Another Flash zero-day exploit has emerged from the hundreds of gigabytes of data recently leaked from Hacking Team, an Italian surveillance software company that is long been accused of selling spying software to governments and intelligence agencies.
The critical zero-day vulnerability in Adobe Flash is a Use-After-Free() programming flaw (CVE-2015-5122) which is similar to the CVE-2015-5119 Flash vulnerability patched last week and allows an attacker to hijack vulnerable computers.
Adobe says the cyber criminals are apparently already exploiting this vulnerability for which no patch exists yet.
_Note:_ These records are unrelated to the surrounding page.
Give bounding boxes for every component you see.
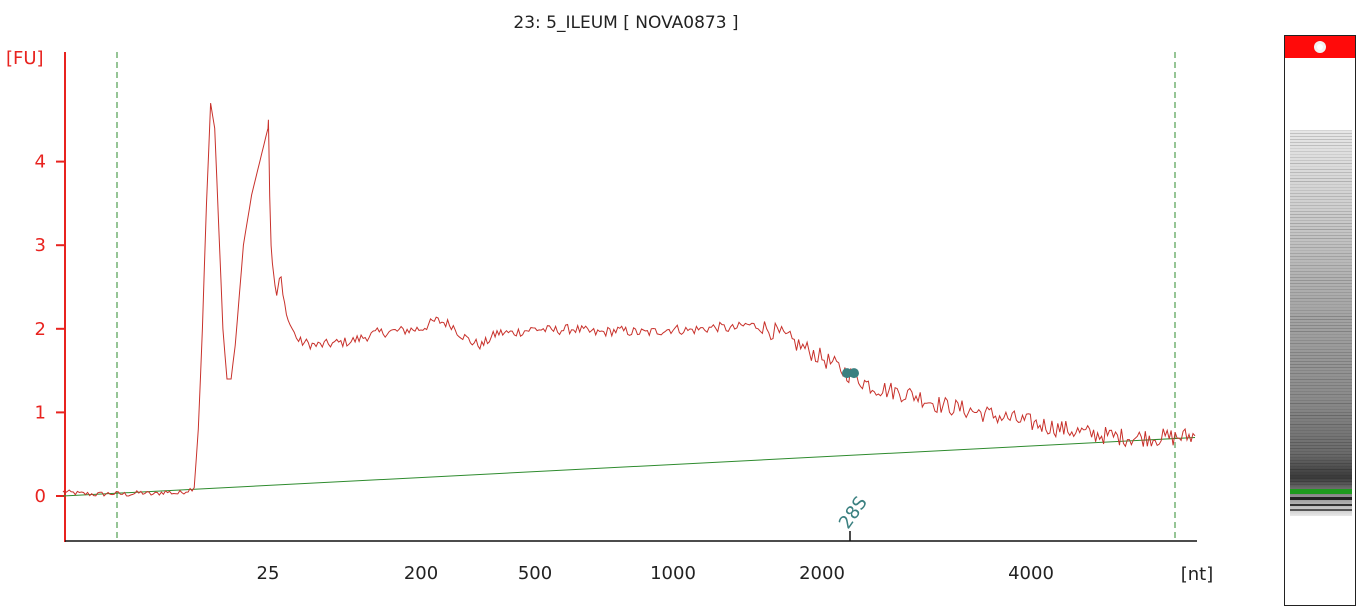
x-tick-label: 2000 (799, 563, 845, 584)
chart-title: 23: 5_ILEUM [ NOVA0873 ] (513, 13, 738, 33)
y-tick-label: 4 (35, 152, 46, 173)
y-tick-label: 1 (35, 402, 46, 423)
x-tick-label: 1000 (650, 563, 696, 584)
baseline-line (62, 437, 1196, 497)
gel-dark-band (1290, 509, 1352, 511)
y-tick-label: 0 (35, 486, 46, 507)
gel-smear (1290, 130, 1352, 516)
electropherogram-chart: 23: 5_ILEUM [ NOVA0873 ] [FU] [nt] 0 1 2 3 4… (6, 13, 1214, 585)
peak-marker-dot (842, 368, 852, 379)
y-tick-label: 3 (35, 235, 46, 256)
marker-spot-icon (1314, 41, 1326, 53)
peak-marker-dot (849, 368, 859, 379)
x-tick-label: 4000 (1008, 563, 1054, 584)
y-ticks: 0 1 2 3 4 (35, 152, 65, 507)
gel-marker-band (1285, 36, 1355, 58)
x-axis-label: [nt] (1181, 564, 1214, 585)
x-tick-label: 200 (404, 563, 438, 584)
x-tick-label: 500 (518, 563, 552, 584)
y-tick-label: 2 (35, 319, 46, 340)
gel-dark-band (1290, 497, 1352, 500)
gel-dark-band (1290, 504, 1352, 506)
peak-label-28s: 28S (835, 493, 872, 533)
y-axis-label: [FU] (6, 48, 44, 69)
gel-lane (1284, 35, 1356, 606)
series-line (62, 103, 1196, 497)
x-tick-label: 25 (257, 563, 280, 584)
x-ticks: 25 200 500 1000 2000 4000 (257, 563, 1054, 584)
gel-green-band (1290, 489, 1352, 494)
However, it's second time in a single week when the company is working on a fix for the zero-day vulnerability in its Flash Player software.
Flash Zero-Day Flaw in the Wild
The Exploit code for this flaw is already available online, allowing an attacker to remotely execute malicious code on victims' computers and install malware, Adobe said in an advisory published late Friday.
"Successful exploitation [of CVE-2015-5122 flaw] could cause a crash and potentially allow an attacker to take control of the affected system," Adobe said.
The zero-day vulnerability is present in the latest Adobe Flash Player version 220.127.116.11 and earlier versions for Windows, Linux and OS X.
Adobe credited FireEye researcher Dhanesh Kizhakkinan for reporting the vulnerability documented in stolen data leaked from Hacking Team.
Therefore, once again we advise everyone with Flash installed to remove or disable the software until the company patches the critical security bug.